Dalam artikel yang ditulis Republika Online, TGB menyatakan: “Saya sampai hari ini cek di semua khazanah, kitab. Saya belum pernah temukan narasi bendera rasul itu dikibarkan di Madinah dalam keadaan damai,” katanya dalam diskusi di kantor Tunas Generasi Bangsa pada Kamis (25/10/2018).
TGB mengaku, justru baru menemukan rujukan penggunaan bendera Rasulullah ketika kondisi perang. Ia heran dengan ormas pengguna bendera Rasulullah karena Indonesia bukan tengah berperang.
“Bendera Rasulullah digunakan saat perang Badar, ditaruh penanda ini tuh pasukan (rasul), saya bingung kalau gitu, musuhnya siapa sekarang?” tanya dia.
TGB mengungkapkan, pelarangan organisasi pengguna bendera rasul sebenarnya dilakukan oleh negara lain.
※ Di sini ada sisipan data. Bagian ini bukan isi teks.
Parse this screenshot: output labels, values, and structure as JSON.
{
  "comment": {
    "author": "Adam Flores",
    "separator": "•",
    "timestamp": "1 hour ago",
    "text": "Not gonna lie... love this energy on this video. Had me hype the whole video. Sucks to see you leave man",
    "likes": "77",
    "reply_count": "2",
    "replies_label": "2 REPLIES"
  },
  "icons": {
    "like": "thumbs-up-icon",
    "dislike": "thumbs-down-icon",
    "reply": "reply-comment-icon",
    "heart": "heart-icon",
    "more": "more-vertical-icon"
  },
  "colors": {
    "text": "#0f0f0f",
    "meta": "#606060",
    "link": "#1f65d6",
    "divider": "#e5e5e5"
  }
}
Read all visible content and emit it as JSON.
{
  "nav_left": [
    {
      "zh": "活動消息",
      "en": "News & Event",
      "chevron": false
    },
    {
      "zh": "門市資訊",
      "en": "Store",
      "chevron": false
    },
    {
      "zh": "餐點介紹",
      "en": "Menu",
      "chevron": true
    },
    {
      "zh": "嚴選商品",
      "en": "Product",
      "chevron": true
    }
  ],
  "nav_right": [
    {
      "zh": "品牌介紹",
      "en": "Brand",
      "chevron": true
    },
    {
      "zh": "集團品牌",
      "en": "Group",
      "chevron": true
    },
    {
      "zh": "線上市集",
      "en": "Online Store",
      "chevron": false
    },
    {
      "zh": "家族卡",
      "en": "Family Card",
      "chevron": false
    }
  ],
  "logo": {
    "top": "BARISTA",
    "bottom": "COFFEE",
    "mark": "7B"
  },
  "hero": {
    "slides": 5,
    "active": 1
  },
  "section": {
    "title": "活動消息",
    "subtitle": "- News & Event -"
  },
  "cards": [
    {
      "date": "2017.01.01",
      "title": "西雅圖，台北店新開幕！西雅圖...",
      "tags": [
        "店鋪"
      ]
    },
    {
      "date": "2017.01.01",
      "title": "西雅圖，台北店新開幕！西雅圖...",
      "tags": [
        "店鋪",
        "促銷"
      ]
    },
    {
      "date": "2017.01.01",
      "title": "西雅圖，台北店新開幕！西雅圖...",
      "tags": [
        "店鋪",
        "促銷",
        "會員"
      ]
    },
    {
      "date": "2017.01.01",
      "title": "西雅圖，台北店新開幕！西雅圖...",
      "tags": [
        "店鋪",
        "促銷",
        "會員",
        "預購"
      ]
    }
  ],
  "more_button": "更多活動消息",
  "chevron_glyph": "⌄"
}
Menurutnya, pelarangan tersebut tentu menggunakan unsur obyektivitas.
Namun opini TGB ini dibantah oleh Ustadz Abdul Somad.
Dalam wawancara eksklusif TV-One, UAS dengan tegas menyatakan: “Dalam Syarah Shahih Muslim ditulis oleh Imam An-Nawawi disebutkan: Bendera ada 2, Ar Rayah dan Al Liwa. Apa bedanya? Ar Rayah bendera kecil yang dibawa pasukan-pasukan kecil, sedang Al Liwa bendera besar yang dibawa pasukan besar.”
“Lalu soal warna. Nabi Muhammad SAW masuk ke kota Makkah (Fathu Makkah) membawa 10 ribu pasukan, benderanya berwarna putih. Kalau benderanya putih, tulisannya hitam. Kalau benderanya hitam, tulisannya putih. Fungsinya untuk menyatukan pasukan.”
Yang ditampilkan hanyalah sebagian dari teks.